Là, on sort de quasi six mois de mise en sommeil de l’activité. Pendant le confinement, en France, quatre cents tournages ont été stoppés. Les choses repartent petit à petit, mais j’attends que le barrage s’ouvre un peu avant de lancer mes scénarios sur le marché. J’avais trois projets, dont l’écriture était presque terminée début mars. J’ai tout suspendu. L’un d’eux va d’ailleurs être retravaillé. Le scénario était fini et on allait entrer en casting et financement, mais l’histoire a été totalement percutée par la crise sanitaire. Le propos me semble obsolète. Et je suis convaincue que si on veut que les gens retournent dans les salles, il faut revoir l’acuité des scénarios.
"Pour faire ce métier, il faut avoir en soi un mélange d'arrogance et d'humilité "
J’essaie de prévoir un planning idéal étalé sur quatre ou cinq ans : un film en écriture, un en tournage et l’autre qui sort. Tout est revu à cause de la crise sanitaire, mais je continue, c’est un moindre mal. Par contre, je n’aurai pas de rentrée d’argent de sitôt. Je suis à la tête d’une petite structure, aidée seulement d’une assistante. J’ai pu tenir le coup grâce au chômage partiel et au “prêt rebond” octroyé par la région Île-de-France aux petites entreprises. J’ai aussi dû me serrer la ceinture, évidemment. La suite ? On verra.
Bien sûr que c’est stressant comme métier, mais pour le faire, il faut être optimiste. En fait, il faut avoir en soi un mélange d’arrogance et d’humilité. Cet orgueil qui te fait te dire que tu vas t’en sortir, que tu passeras entre les gouttes, et la modestie de ne jamais oublier que chaque film remet les compteurs à zéro. Bon, je ne lance pas les dés en toute inconscience, non plus. La production, c’est un travail de précision et d’artisanat qui prend deux à trois ans. Ça démarre par une rencontre, une proposition ou une envie de ma part. J’ai produit des documentaires et des fictions
ciné ou télé, qui parlaient d’écologie, de femmes nullipares ou de patriarcat. Je fais partie du Collectif 50/50, créé en 2018 après #MeToo, qui se bat pour l’égalité, l’inclusion et la parité dans le cinéma et l’audiovisuel. J’essaie de mettre mon travail en cohérence avec mon engagement politique. Les deux se nourrissent.

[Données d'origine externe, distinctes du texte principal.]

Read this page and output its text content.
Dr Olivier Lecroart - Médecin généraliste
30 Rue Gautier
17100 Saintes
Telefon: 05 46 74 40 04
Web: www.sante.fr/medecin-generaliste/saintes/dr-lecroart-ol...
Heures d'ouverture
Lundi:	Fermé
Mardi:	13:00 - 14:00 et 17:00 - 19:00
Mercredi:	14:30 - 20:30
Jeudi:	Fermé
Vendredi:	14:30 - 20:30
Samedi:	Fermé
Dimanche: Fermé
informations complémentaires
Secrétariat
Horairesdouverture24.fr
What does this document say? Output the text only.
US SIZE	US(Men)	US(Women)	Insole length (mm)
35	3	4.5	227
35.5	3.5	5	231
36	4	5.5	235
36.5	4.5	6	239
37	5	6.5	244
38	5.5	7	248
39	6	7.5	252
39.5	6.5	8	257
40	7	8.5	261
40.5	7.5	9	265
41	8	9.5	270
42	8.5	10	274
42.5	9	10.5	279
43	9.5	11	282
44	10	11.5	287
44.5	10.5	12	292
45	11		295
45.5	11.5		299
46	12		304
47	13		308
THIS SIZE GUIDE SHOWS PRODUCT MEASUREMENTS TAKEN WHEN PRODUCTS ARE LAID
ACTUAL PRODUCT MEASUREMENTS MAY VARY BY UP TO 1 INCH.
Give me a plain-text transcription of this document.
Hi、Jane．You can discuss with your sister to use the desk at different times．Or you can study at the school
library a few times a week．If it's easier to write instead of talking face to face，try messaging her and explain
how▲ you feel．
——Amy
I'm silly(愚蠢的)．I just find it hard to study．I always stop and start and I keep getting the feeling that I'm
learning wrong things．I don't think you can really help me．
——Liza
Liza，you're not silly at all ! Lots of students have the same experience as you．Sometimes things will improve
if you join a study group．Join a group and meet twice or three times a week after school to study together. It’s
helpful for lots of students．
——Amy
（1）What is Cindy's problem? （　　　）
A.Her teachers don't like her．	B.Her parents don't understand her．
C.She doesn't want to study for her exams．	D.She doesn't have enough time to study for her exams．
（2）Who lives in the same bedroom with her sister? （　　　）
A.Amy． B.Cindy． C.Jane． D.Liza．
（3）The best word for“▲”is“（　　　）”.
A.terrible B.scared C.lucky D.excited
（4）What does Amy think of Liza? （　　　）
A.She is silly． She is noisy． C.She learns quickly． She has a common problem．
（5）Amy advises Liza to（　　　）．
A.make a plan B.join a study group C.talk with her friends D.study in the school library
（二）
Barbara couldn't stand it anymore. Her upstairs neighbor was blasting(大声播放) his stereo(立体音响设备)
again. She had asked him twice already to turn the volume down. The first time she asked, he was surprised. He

Le cinéma, c’est venu un peu par hasard. Je suis née à Hongkong, mon père est reporter de guerre. J’ai grandi entourée de diplomates et de journalistes. On a aussi vécu dix ans en Israël. J’ai su assez vite que je n’allais pas embrasser la même carrière que mon père, mais j’avais envie, moi aussi, de regarder le monde tourner. D’ailleurs, le nom de ma boîte de prod ne fait pas référence à l’animal ou au dalaï-lama, mais au mot hébreu “lama”, qui signifie “pourquoi”. Parce que ça m’intéresse de poser des questions et de tenter de comprendre.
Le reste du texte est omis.